Timon Gehr timon.gehr at gmx.ch
Sat Apr 28 15:12:15 PDT 2012


On 04/28/2012 11:04 PM, Dmitry Olshansky wrote:
> On 29.04.2012 0:57, Timon Gehr wrote:
>> On 04/28/2012 09:22 PM, Dmitry Olshansky wrote:
>>> On 28.04.2012 22:47, Walter Bright wrote:
>>>> Andrei and I had a fun discussion last night about this question. The
>>>> idea was which features in D are redundant and/or do not add
>>>> significant
>>>> value?
>>>>
>>>> A couple already agreed upon ones are typedef and the cfloat, cdouble
>>>> and creal types.
>>>>
>>>> What's your list?
>>>
>>>
>>> 1. Drop is(...) feature entirely.

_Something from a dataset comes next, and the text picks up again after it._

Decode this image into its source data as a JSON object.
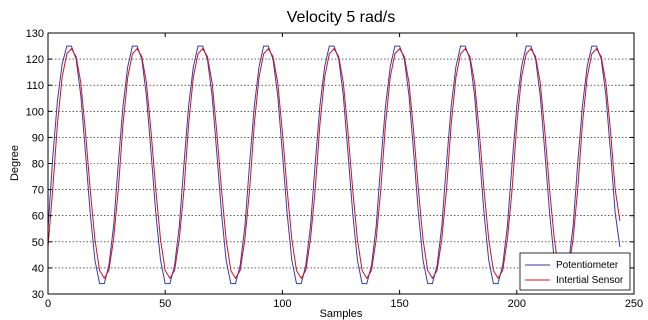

Extend __traits where needed and move
>>> compile-time reflection to "magic" meta namespace completely.
>>>
>>> 2. "enum as manifest constant". Use static or immutable/global.
>>
>> static is not accessible at compile time, would you want to change that?
>> immutable is not an option because it infects the type.
>>
> Oops, scratch that comment about static/immutable.
>
> But how about:
> alias thing = runSomeCtfe();
>

That would work in certain cases, where the initializer is not a single 
symbol. But then, I kinda like the way 'enum' is generalized in D:

enum Foo{
     member1,
     member2,
     member3,
}

=> (allow non-integral enumerations)

enum Foo{
     member1 = "1",
     member2 = "2",
     member3 = "3",
}

=> (anonymous enums)

enum{
     member1 = "1",
     member2 = "2",
     member3 = "3",
}

=> (a single member is okay)

enum{
     member1 = "1",
}

=> (syntactic sugar)

enum member1 = "1";

> And bring the usual alias to new_name = <something>;
> form (even C++ finally got this right with C++11 aliases).
>

This is probably something that should be done.

>> I actually think D is not too large.
>
> For what it does - surely not. But in general it's big.
> For one it's not smaller then C++.

I am not sure how to compare, but D 'feels' smaller than C++ to me.

Implementing a compiler is probably harder for D, because of the 
interplay of forward references, CTFE and compile time introspection.